Residents can take measures to promote safety for lives and property
WEST RICHLAND, WASH. – Recent rains in the West Richland area mean lush vegetation–a boon for gardens but a potential hazard when conditions dry out and tall grasses become a fire fuel source. According to the U.S. Fire Administration, up to 45% of Washington state is wildland urban interface (WUI) areas where developed land joins grasslands that are particularly prone to wildland fires.
“Late rains this season could leave residents off guard when it comes to ensuring their homes and property are prepped for fire safety,” says Fire Chief Paul Carlyle. “Dry months are here, and that puts lives and property at risk.”
A little work now can reduce the risk of damage to your property by wildland fires. Simple tips include keeping lawns mowed and watered, pruning or removing combustible trees and shrubs, regularly cleaning gutters and roofs of debris, and moving potential hazards like wood piles at least 30 feet away from your home. For more tips, visit www.bcfd4.org.
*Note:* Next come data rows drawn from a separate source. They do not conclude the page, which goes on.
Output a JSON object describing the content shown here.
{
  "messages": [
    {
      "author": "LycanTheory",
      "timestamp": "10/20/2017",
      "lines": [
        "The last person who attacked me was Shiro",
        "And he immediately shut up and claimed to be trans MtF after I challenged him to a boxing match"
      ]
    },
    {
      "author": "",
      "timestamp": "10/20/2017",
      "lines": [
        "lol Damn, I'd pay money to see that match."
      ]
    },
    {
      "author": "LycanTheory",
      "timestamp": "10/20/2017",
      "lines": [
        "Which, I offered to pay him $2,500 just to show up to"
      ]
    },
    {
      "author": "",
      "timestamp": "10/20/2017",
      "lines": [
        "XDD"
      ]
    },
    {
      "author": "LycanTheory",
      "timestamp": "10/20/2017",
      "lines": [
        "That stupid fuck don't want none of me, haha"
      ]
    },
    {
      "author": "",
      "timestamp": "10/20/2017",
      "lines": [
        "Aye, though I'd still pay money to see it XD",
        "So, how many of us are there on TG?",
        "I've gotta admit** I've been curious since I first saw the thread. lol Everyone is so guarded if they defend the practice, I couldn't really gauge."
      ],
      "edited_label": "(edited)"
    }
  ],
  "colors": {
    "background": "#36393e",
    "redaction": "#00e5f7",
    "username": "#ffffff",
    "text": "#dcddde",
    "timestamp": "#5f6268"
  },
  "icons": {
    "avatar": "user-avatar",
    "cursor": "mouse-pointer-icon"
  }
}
Benton County Fire District 4 is preparing for a busy season after a 22% increase in call volumes last year. Recently, the Board of Fire Commissioners unanimously passed a resolution to place a lid lift for emergency medical service on the August 2, 2022 Primary Election ballot. Funding from the levy would be used to hire three additional firefighters/paramedics and emergency medical technicians to respond to emergencies, including wildland fires.